We were attempting to, and sort of did, undo decades of propaganda. We'd show the picture at the beginning then do a standard voice-over for the scene. That was usually done by a female announcer at Skynet.

"Stones." That's the one with the picture of the young woman who's obviously been beaten to death.

"American forces in the vicinity of the Iraqi town of Al-Kami were accused today of the rape and murder of Shayida al-Farut, daughter of a local tribal leader. According to local sources (young guy screaming and shaking his fist at the camera) she was seen in the company of American soldiers shortly before her death." Cut.

Back up.

Where in the hell is Al-Kami? Why were American forces there? Who was the guy? HOW DID SHE DIE?

(Go see the episode. For those of you who've never watched it, remember that thing about "honor rapes"? We tried to stop it, she chose to go back. For the honor of her family. That's it in a fucked up nutshell.)

The last shot would always be what happened to create the shot that led in. In that case, a beautiful young woman, dead and battered to a pulp on the ground. Back up and you see the heavy stones scattered around her. Back up further you see the men who had done it, in some cases members of her own family, walking away.

"We are . . . The Last Centurions."

In a way, this whole . . . huge fucking time-waster I've been writing is a written version of The Last Centurions.

It was also a living record of our time of suckage.

It spawned a whole fucking industry. Everybody tried to copy us. "Realer reality TV" whatever that means. But a story like the Ten Thousand, or The Last Centurions, is hard to beat. That's why it's been so popular over the centuries in the first place.

And everybody tried to figure out what the picture meant.

Understand, we'd send Skynews the picture and the "false" voice-over as soon as we had the script. And they'd tend to play it over and over. There wasn't much else new in programming at the time. After the first few, it got picked up by Fox News then Fox Network then a couple of minor networks that were holding on and finally it was even on ABC.

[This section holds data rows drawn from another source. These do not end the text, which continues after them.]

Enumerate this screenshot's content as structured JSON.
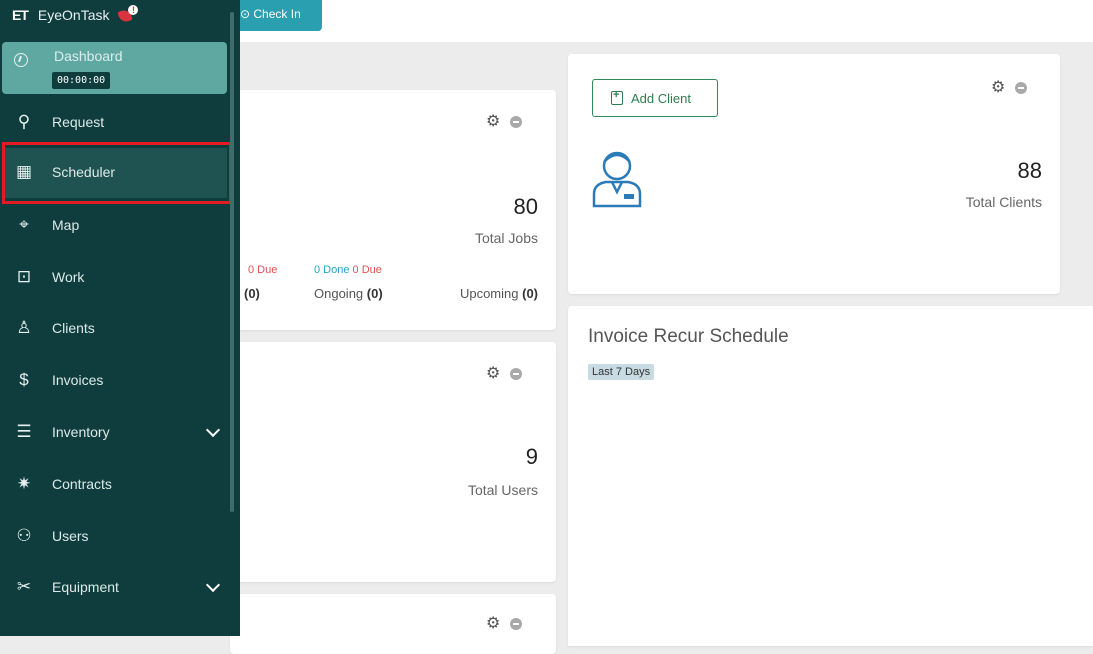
{
  "topbar": {
    "checkin_label": "⊙ Check In"
  },
  "sidebar": {
    "brand_short": "ET",
    "brand_name": "EyeOnTask",
    "dashboard": {
      "label": "Dashboard",
      "timer": "00:00:00"
    },
    "items": [
      {
        "label": "Request",
        "icon": "request-icon",
        "glyph": "⚲"
      },
      {
        "label": "Scheduler",
        "icon": "calendar-icon",
        "glyph": "▦"
      },
      {
        "label": "Map",
        "icon": "map-pin-icon",
        "glyph": "⌖"
      },
      {
        "label": "Work",
        "icon": "briefcase-icon",
        "glyph": "⊡"
      },
      {
        "label": "Clients",
        "icon": "user-icon",
        "glyph": "♙"
      },
      {
        "label": "Invoices",
        "icon": "invoice-icon",
        "glyph": "$"
      },
      {
        "label": "Inventory",
        "icon": "inventory-icon",
        "glyph": "☰"
      },
      {
        "label": "Contracts",
        "icon": "handshake-icon",
        "glyph": "✷"
      },
      {
        "label": "Users",
        "icon": "users-icon",
        "glyph": "⚇"
      },
      {
        "label": "Equipment",
        "icon": "tools-icon",
        "glyph": "✂"
      }
    ]
  },
  "jobs_card": {
    "total": "80",
    "total_label": "Total Jobs",
    "stat1": {
      "due": "0 Due",
      "label": "",
      "value": "(0)"
    },
    "stat2": {
      "done": "0 Done",
      "due": "0 Due",
      "label": "Ongoing",
      "value": "(0)"
    },
    "stat3": {
      "label": "Upcoming",
      "value": "(0)"
    }
  },
  "users_card": {
    "total": "9",
    "total_label": "Total Users"
  },
  "clients_card": {
    "add_label": "Add Client",
    "total": "88",
    "total_label": "Total Clients"
  },
  "invoice_card": {
    "title": "Invoice Recur Schedule",
    "range_badge": "Last 7 Days"
  }
}
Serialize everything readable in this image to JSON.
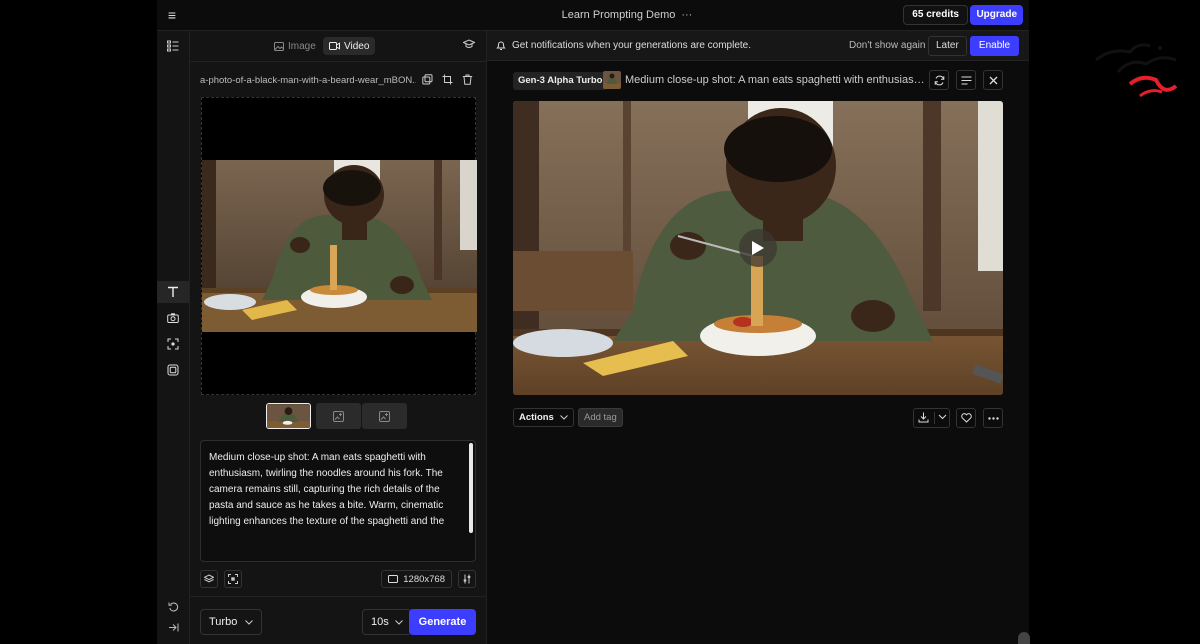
{
  "topbar": {
    "title": "Learn Prompting Demo",
    "more": "···",
    "credits": "65 credits",
    "upgrade": "Upgrade"
  },
  "mode_tabs": {
    "image": "Image",
    "video": "Video"
  },
  "file": {
    "name": "a-photo-of-a-black-man-with-a-beard-wear_mBON..."
  },
  "prompt": {
    "text": "Medium close-up shot: A man eats spaghetti with enthusiasm, twirling the noodles around his fork. The camera remains still, capturing the rich details of the pasta and sauce as he takes a bite. Warm, cinematic lighting enhances the texture of the spaghetti and the"
  },
  "options": {
    "resolution": "1280x768"
  },
  "bottom": {
    "model": "Turbo",
    "duration": "10s",
    "generate": "Generate"
  },
  "notification": {
    "text": "Get notifications when your generations are complete.",
    "dont_show": "Don't show again",
    "later": "Later",
    "enable": "Enable"
  },
  "generation": {
    "model": "Gen-3 Alpha Turbo",
    "prompt": "Medium close-up shot: A man eats spaghetti with enthusiasm,...",
    "actions": "Actions",
    "add_tag": "Add tag"
  },
  "colors": {
    "accent": "#3d3dff",
    "background": "#0c0c0c",
    "panel": "#141414"
  }
}
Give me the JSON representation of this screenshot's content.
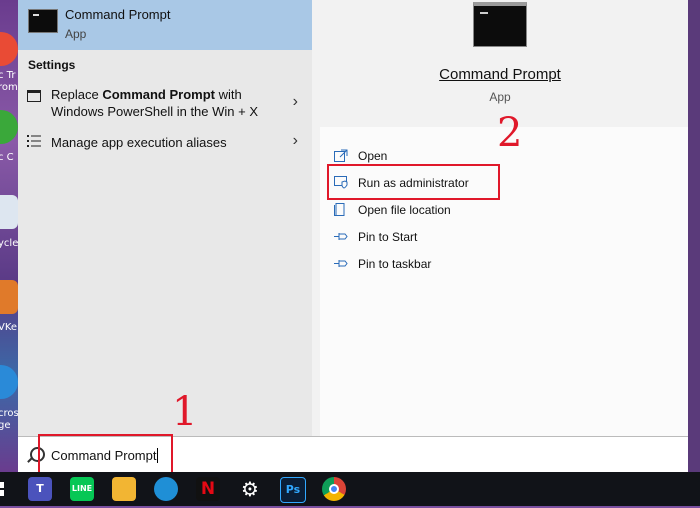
{
  "best_match": {
    "title": "Command Prompt",
    "subtitle": "App"
  },
  "settings": {
    "header": "Settings",
    "items": [
      {
        "pre": "Replace ",
        "bold": "Command Prompt",
        "post": " with Windows PowerShell in the Win + X",
        "icon": "console-icon"
      },
      {
        "text": "Manage app execution aliases",
        "icon": "list-icon"
      }
    ]
  },
  "detail": {
    "title": "Command Prompt",
    "subtitle": "App",
    "actions": [
      {
        "label": "Open",
        "icon": "open-icon"
      },
      {
        "label": "Run as administrator",
        "icon": "shield-icon"
      },
      {
        "label": "Open file location",
        "icon": "folder-icon"
      },
      {
        "label": "Pin to Start",
        "icon": "pin-icon"
      },
      {
        "label": "Pin to taskbar",
        "icon": "pin-icon"
      }
    ]
  },
  "search": {
    "value": "Command Prompt"
  },
  "annotations": {
    "step1": "1",
    "step2": "2"
  },
  "desktop_labels": [
    "c Tr",
    "rom",
    "c C",
    "ycle",
    "VKe",
    "cros",
    "ge"
  ],
  "taskbar": {
    "apps": [
      "windows-icon",
      "teams-icon",
      "line-icon",
      "file-explorer-icon",
      "edge-icon",
      "netflix-icon",
      "settings-icon",
      "photoshop-icon",
      "chrome-icon"
    ],
    "labels": {
      "line": "LINE",
      "netflix": "N",
      "photoshop": "Ps"
    }
  },
  "colors": {
    "highlight": "#e0182a",
    "selected": "#a9c8e6",
    "accent": "#2a6bb8"
  }
}
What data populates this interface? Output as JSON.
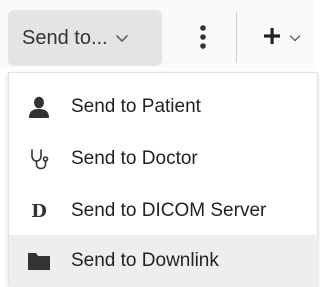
{
  "toolbar": {
    "send_label": "Send to...",
    "send_icon": "chevron-down-icon",
    "more_icon": "more-vertical-icon",
    "add_icon": "plus-icon"
  },
  "menu": {
    "items": [
      {
        "label": "Send to Patient",
        "icon": "person-icon"
      },
      {
        "label": "Send to Doctor",
        "icon": "stethoscope-icon"
      },
      {
        "label": "Send to DICOM Server",
        "icon": "dicom-icon",
        "glyph": "D"
      },
      {
        "label": "Send to Downlink",
        "icon": "folder-icon"
      }
    ],
    "highlighted_index": 3
  },
  "colors": {
    "button_bg": "#e4e4e4",
    "highlight_bg": "#eeeeee",
    "icon": "#333333"
  }
}
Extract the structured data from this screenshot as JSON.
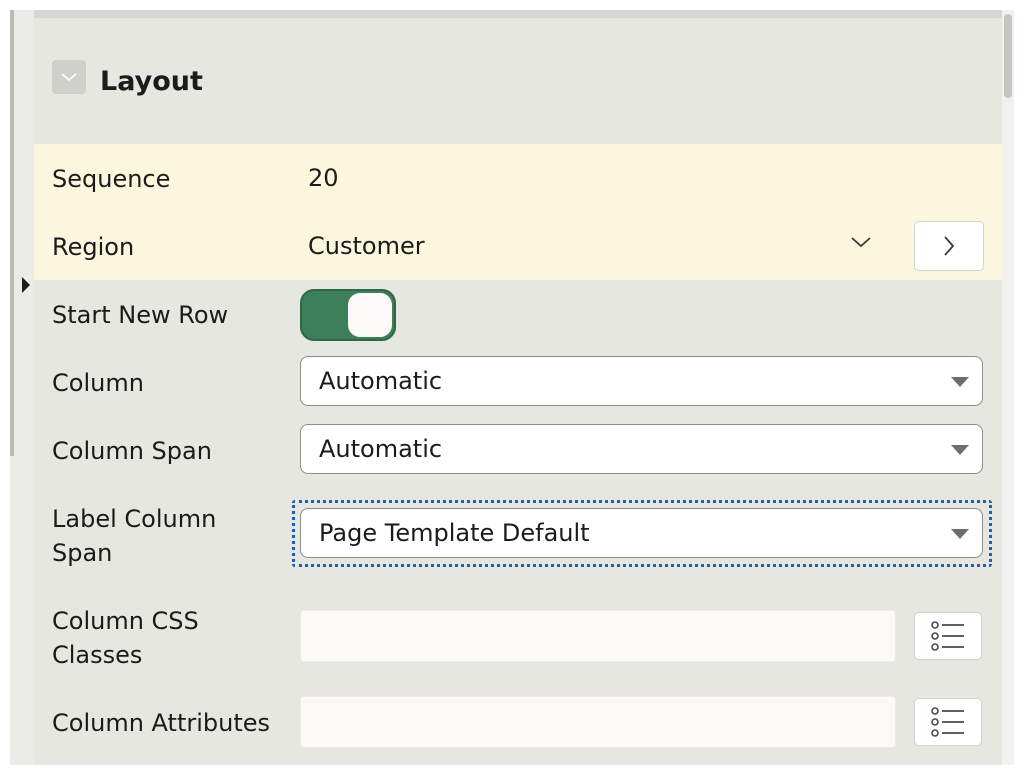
{
  "section": {
    "title": "Layout"
  },
  "fields": {
    "sequence": {
      "label": "Sequence",
      "value": "20"
    },
    "region": {
      "label": "Region",
      "value": "Customer"
    },
    "start_new_row": {
      "label": "Start New Row",
      "enabled": true
    },
    "column": {
      "label": "Column",
      "value": "Automatic"
    },
    "column_span": {
      "label": "Column Span",
      "value": "Automatic"
    },
    "label_column_span": {
      "label_line1": "Label Column",
      "label_line2": "Span",
      "value": "Page Template Default"
    },
    "column_css_classes": {
      "label_line1": "Column CSS",
      "label_line2": "Classes",
      "value": ""
    },
    "column_attributes": {
      "label": "Column Attributes",
      "value": ""
    }
  },
  "colors": {
    "highlight_bg": "#fbf6de",
    "panel_bg": "#e5e7e0",
    "toggle_on": "#3d7f59",
    "focus": "#1d5fb8"
  },
  "icons": {
    "collapse": "chevron-down-icon",
    "region_dropdown": "chevron-down-icon",
    "region_nav": "chevron-right-icon",
    "list_picker": "list-icon",
    "splitter": "caret-right-icon"
  }
}
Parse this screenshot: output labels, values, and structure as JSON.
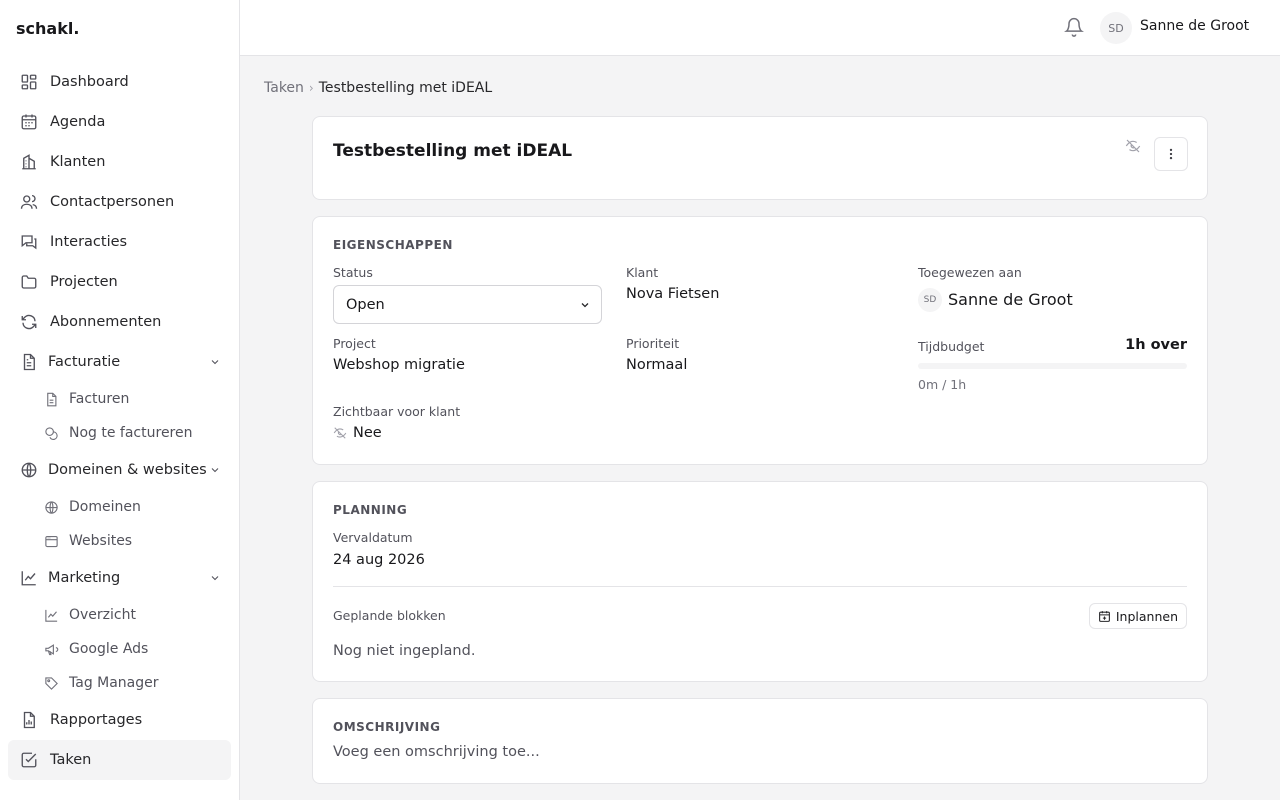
{
  "app": {
    "brand": "schakl."
  },
  "sidebar": {
    "items": [
      {
        "label": "Dashboard",
        "icon": "layout-dashboard-icon"
      },
      {
        "label": "Agenda",
        "icon": "calendar-icon"
      },
      {
        "label": "Klanten",
        "icon": "building-icon"
      },
      {
        "label": "Contactpersonen",
        "icon": "users-icon"
      },
      {
        "label": "Interacties",
        "icon": "messages-icon"
      },
      {
        "label": "Projecten",
        "icon": "folder-icon"
      },
      {
        "label": "Abonnementen",
        "icon": "refresh-icon"
      }
    ],
    "facturatie": {
      "label": "Facturatie",
      "icon": "file-text-icon",
      "children": [
        {
          "label": "Facturen",
          "icon": "file-icon"
        },
        {
          "label": "Nog te factureren",
          "icon": "coins-icon"
        }
      ]
    },
    "domeinen": {
      "label": "Domeinen & websites",
      "icon": "globe-icon",
      "children": [
        {
          "label": "Domeinen",
          "icon": "globe-icon"
        },
        {
          "label": "Websites",
          "icon": "browser-icon"
        }
      ]
    },
    "marketing": {
      "label": "Marketing",
      "icon": "chart-line-icon",
      "children": [
        {
          "label": "Overzicht",
          "icon": "chart-line-icon"
        },
        {
          "label": "Google Ads",
          "icon": "megaphone-icon"
        },
        {
          "label": "Tag Manager",
          "icon": "tag-icon"
        }
      ]
    },
    "rapportages": {
      "label": "Rapportages",
      "icon": "file-chart-icon"
    },
    "taken": {
      "label": "Taken",
      "icon": "check-square-icon",
      "active": true
    }
  },
  "topbar": {
    "avatar_initials": "SD",
    "user_name": "Sanne de Groot"
  },
  "breadcrumb": {
    "parent": "Taken",
    "separator": "›",
    "current": "Testbestelling met iDEAL"
  },
  "task": {
    "title": "Testbestelling met iDEAL"
  },
  "eigenschappen": {
    "section_title": "EIGENSCHAPPEN",
    "status_label": "Status",
    "status_value": "Open",
    "klant_label": "Klant",
    "klant_value": "Nova Fietsen",
    "toegewezen_label": "Toegewezen aan",
    "toegewezen_initials": "SD",
    "toegewezen_value": "Sanne de Groot",
    "project_label": "Project",
    "project_value": "Webshop migratie",
    "prioriteit_label": "Prioriteit",
    "prioriteit_value": "Normaal",
    "tijdbudget_label": "Tijdbudget",
    "tijdbudget_remaining": "1h over",
    "tijdbudget_usage": "0m / 1h",
    "tijdbudget_used_fraction": 0,
    "zichtbaar_label": "Zichtbaar voor klant",
    "zichtbaar_value": "Nee"
  },
  "planning": {
    "section_title": "PLANNING",
    "vervaldatum_label": "Vervaldatum",
    "vervaldatum_value": "24 aug 2026",
    "blokken_label": "Geplande blokken",
    "inplannen_button": "Inplannen",
    "empty_text": "Nog niet ingepland."
  },
  "omschrijving": {
    "section_title": "OMSCHRIJVING",
    "placeholder": "Voeg een omschrijving toe..."
  },
  "colors": {
    "accent": "#18181b",
    "border": "#e4e4e7",
    "muted_text": "#71717a",
    "background": "#f4f4f5"
  }
}
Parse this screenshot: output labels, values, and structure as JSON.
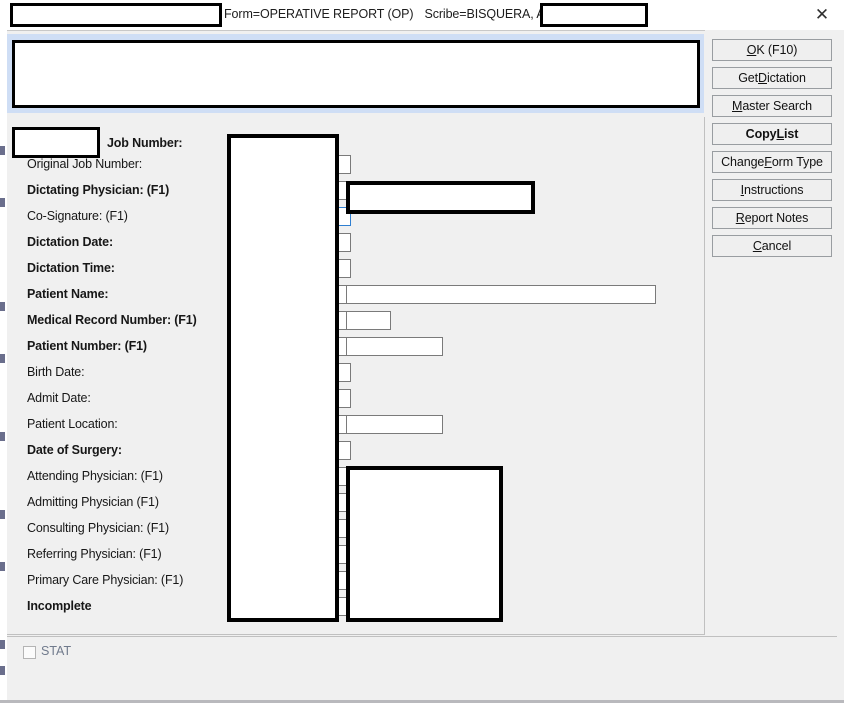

And it became, like, the standard water-cooler (actually, food line at the time) conversation.

"I think he was a terrorist . . ."

"I think . . ." "I think . . ."

Every week it was a mystery how we were going to fool people. What the "real" story was.

Oh, there was plenty of human interest. We had interviews and clips of just about everyone in the unit pretty quick and kept them up. There was a hard-hearted reason for that. When it involved the death of one of the troops, having file footage helped.

We could never go back and reshoot. The takes that we had were everything there was. Going back was rarely an option.